A Month of Solemn Observations, Followed by Food, Festivities


Oh my, it is April already, which means that Ramadan starts soon, and that Easter and Passover are on the way.

Ramadan begins Friday, April 1 and is marked by those who observe it with a month of prayer, introspection, and fasting from food and drink, from dawn to sunset. It ends Sunday, May 1 with a three-day celebration Eid al-Fitr, a festival known for an abundance of foods both sweet and savory including milk-soaked vermicelli with dates, ma’amoul date-filled cookies, kebabs, lentil soups, and so much more.

As for Easter and Passover, because the two holidays have different calendars, rarely do Easter weekend and Passover coincide.

As with many Jewish holidays, Passover with its wonderful dinner, or seder, might include brisket or turkey, sweet potatoes, matzoh topped with horseradish, and macaroons for dessert. This year the seder begins Friday, April 15 at sundown.

Easter weekend includes Good Friday on April 15 and runs through Easter Monday, April 18. Easter Sunday, April 17, might include a meal with turkey or ham, rolls and butter, fresh peas, rich scalloped potatoes and, if you are lucky, a ricotta cake and fresh berries.

My daughter has Good Friday and Easter Monday off. She will take the red-eye from California, arriving very early Friday. One of the dishes we likely will make is this one. Whether you observe any of these holidays or however you do, it’s a dish you might enjoy as well.

Lee White of Old Lyme has been a food editor and restaurant reviewer for more than 25 years. You can email her at leeawhite@aol.com.

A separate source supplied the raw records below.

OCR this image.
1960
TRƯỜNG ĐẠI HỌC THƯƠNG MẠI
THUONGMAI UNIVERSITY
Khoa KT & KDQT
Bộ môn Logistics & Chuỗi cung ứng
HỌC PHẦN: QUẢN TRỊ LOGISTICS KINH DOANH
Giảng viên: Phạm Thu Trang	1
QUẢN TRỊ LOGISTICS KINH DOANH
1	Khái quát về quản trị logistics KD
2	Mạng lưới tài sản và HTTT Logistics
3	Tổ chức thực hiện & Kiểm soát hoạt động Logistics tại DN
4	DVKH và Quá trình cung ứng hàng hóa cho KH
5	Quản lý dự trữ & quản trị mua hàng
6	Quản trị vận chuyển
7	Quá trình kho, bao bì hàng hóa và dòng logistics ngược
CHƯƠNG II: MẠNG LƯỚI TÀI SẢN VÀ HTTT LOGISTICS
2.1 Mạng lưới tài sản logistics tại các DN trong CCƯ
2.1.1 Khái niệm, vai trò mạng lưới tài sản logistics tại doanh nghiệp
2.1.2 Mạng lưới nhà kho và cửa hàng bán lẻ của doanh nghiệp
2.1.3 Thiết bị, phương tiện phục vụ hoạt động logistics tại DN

Sear-Roasted Halibut with Tomato and Capers

Adapted from Fine Cooking, volume 93, June-July, 2008

Yield: serves 4

Ingredients

1 pint cherry or grape tomatoes, halved

2 tablespoons capers, rinsed and chopped

1 ½ tablespoons fresh oregano (if dried, use only a teaspoon)

1 ½ teaspoons balsamic vinegar

sea salt or kosher salt and freshly ground black pepper

2 pounds thick, skinless halibut fillet (or mild white fish, like cod)

cut into 4 even pieces

½ cup all-purpose flour (or gluten-free flour)

2 tablespoons extra-virgin olive oil (I used canola because I was

out of EVOO)

2 medium cloves garlic, thinly sliced

Directions

Position rack in center of oven and heat oven to 450 degrees.

In a medium bowl, mix tomatoes, capers, oregano, vinegar, ½ teaspoons salt, and ¼ teaspoons pepper.

In a plate, place flour and the rest of salt and pepper. Dredge fish in flour and shake excess flour. Heat oil in a 12-inch (preferably non-stick) ovenproof skillet over medium high-heat until shimmering hot. Add fish, evenly spaced, and cook without touching until it browns and releases easily from the pan (check by gently lifting one of the corners), about 3 minutes. Flip fish, sprinkle garlic around it, and cook until garlic just starts to brown on some edges, about 30 seconds. Pour the tomato mixture around the fish and transfer skillet to the oven. Roast until the fish is just firm to the touch and opaque when you pry open a thicker piece with a paring knife, 3 to 6 minutes.

Let fish rest for a couple of minutes and then serve with the tomato mixture spooned over it.